World Markets

Asian Shares Mixed on Muted Reaction to U.S. Non-Farm Payrolls Report

The major Asia/Pacific stock indexes are trading mixed on Monday morning with investors showing a muted reaction to Friday’s U.S. jobs report and reports of progress in trade negotiations between the United States and China.

The price action suggests investors have moved on from the employment report while growing weary of the same headlines regarding the trade negotiations between the two economic powerhouses. The early trade reflects the subdued efforts by U.S. investors on Friday. Furthermore, investors could also be positioning themselves ahead of the start of U.S. earnings season later this week.

At 04:00 GMT, Japan’s Nikkei 225 Index is trading 21765.34, down 42.16 or -0.19%. South Korean’s KOSPI Index is at 2207.09, down 2.52 or -0.11% and Hong Kong’s Hang Seng Index is at 30027.80, up 91.48 or +0.31%.

Finally, China’s Shanghai Index is trading 3243.64, down 2.93 or -0.09% and Australia’s S&P/ASX 200 is at 6215.90, up 34.60 or +0.56%.

U.S. Job Market Recap

Early Monday, Asian investors had a chance to react to the U.S. Non-Farm Payrolls report from Friday. The price action essentially mirrored the reaction by U.S. traders. Investors appreciated the big jump in payrolls, which showed the economy added 196,000 jobs in March, beating economists’ predictions of 175,000 jobs. However, concerns were raised by the dip in Average Hourly Earnings, which indicated weakening inflation. This may have caused the buying to dry up.

U.S.-China Trade Relations:  Same Old, Same Old

Over the week-end, Chinese official broadcaster CCTV reported that there was “new progress” in trade talks that wrapped in Washington on Friday, Reuters reported. These comments reiterated those of U.S. officials last week. On a positive note, new developments last week included the discussion of a draft agreement text on “contentious issues such as technology transfer, protection of intellectual property rights, and the bilateral trade balance, among others,” according to CNBC.

The tone remains positive, but investors may be growing a little tired of the day-to-day commentary, and are likely desiring something more concrete like the announcement of the deal that finally ends the trade dispute. President Trump said last week that a deal may be about four weeks away.

Earnings Season Worries

First quarter earnings season kicks off on Friday, April 12, with J.P. Morgan Chase announcing before the market opens.

According to Data Trek Research’s Nicholas Colas, “Right now expectations are for a negative 3.9% comp from last year. That’s the worst comp and the first negative comp since 2Q of ’16.”

“Analysts have been taking their numbers down dramatically over the course of the quarter.
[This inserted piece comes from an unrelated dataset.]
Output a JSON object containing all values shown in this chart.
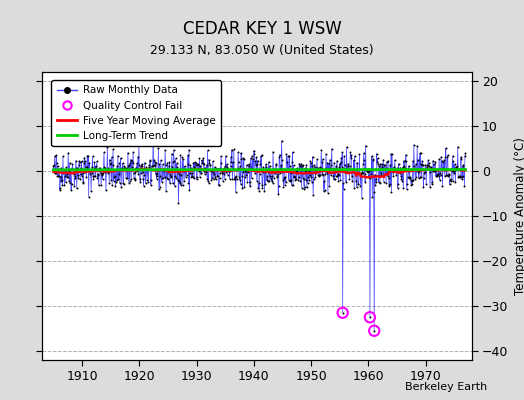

We started the quarter basically thinking up 3% now we’re looking more like down 4%,” he added. “That’s the biggest decline since the first quarter three years ago.”

Colas and other analysts don’t think most investors are prepared for disappointing numbers. However, there are some who believe investors may be able to ride out the weakness due to an optimistic outlook for a trade deal and the dovish Federal Reserve.